Keywords :
Zong, Winsome Pinnock, Rockets and Blue Lights, Lawrence Scott, Dangerous Freedom, Archives; Slavery, slave trade.
Abstract :
[en] The massacre of the Zong in 1781, during which slavers threw 132 captive Africans overboard, and the historical ramifications of such a horrendous event, have exerted a fascination on the authors of the anglophone Caribbean diaspora. This essay deals with the publication in 2020 of two fictional literary texts covering related grounds: Anglo-Jamaican Winsome Pinnock’s play Rockets and Blue Lights and Trinidadian Lawrence Scott’s novel Dangerous Freedom.

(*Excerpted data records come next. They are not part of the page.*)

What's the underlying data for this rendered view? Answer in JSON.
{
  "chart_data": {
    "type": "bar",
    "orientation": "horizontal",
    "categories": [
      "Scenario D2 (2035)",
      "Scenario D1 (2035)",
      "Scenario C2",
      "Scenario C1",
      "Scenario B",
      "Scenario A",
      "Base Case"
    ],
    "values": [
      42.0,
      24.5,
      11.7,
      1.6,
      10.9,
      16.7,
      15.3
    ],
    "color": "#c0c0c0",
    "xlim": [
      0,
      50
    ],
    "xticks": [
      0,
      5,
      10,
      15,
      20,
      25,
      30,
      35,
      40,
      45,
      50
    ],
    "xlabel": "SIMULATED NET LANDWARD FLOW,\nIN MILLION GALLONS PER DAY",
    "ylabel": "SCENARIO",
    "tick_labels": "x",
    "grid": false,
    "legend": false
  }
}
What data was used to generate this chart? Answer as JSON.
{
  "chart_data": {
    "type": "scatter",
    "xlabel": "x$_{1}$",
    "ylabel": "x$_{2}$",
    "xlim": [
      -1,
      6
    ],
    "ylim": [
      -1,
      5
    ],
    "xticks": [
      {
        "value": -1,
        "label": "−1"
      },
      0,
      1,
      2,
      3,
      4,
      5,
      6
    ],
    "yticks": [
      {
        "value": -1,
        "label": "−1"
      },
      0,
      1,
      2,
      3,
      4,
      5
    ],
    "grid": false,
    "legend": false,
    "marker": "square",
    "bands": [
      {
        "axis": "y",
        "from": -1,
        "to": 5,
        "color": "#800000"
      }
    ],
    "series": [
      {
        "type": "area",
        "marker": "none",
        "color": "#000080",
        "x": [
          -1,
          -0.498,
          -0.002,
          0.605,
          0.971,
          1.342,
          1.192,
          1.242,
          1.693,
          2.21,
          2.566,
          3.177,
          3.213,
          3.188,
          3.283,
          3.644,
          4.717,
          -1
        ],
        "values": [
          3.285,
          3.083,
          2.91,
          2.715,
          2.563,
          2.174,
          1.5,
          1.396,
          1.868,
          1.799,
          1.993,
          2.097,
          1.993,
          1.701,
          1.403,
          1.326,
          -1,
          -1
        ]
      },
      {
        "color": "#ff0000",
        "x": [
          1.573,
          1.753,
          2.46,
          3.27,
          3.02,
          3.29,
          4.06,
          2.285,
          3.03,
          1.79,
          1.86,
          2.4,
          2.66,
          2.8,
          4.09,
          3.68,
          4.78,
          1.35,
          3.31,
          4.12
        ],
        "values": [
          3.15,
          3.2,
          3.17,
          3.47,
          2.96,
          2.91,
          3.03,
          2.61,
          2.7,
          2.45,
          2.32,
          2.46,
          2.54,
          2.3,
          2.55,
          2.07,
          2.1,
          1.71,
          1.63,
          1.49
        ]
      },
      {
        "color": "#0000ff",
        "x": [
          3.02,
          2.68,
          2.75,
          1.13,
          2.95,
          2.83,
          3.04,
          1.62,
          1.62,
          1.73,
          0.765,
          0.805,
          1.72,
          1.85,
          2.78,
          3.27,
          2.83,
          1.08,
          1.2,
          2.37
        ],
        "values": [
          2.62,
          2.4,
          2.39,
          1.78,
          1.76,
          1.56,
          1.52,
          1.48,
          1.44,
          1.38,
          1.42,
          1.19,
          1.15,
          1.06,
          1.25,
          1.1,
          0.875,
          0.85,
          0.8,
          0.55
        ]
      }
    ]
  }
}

What I want to show in this essay is that beyond their many differences in tone, scope, and genre, Pinnock’s and Scott’s books, coming as they do in the wake of the Black Lives Matter movement and the Windrush scandal, display epistemological commonalities that are bound to the time of their release, at least in the way they can be read by contemporary readers. Like the fictionalizations of the Zong that came before them, Pinnock’s and Scott’s works contribute to the understanding of the British involvement in the slave trade and slavery by staging historical and visual archives. They also demonstrate the centrality of such documents in any attempt to draw a nuanced picture of the history of the nation, as fragmentary as these archives might be.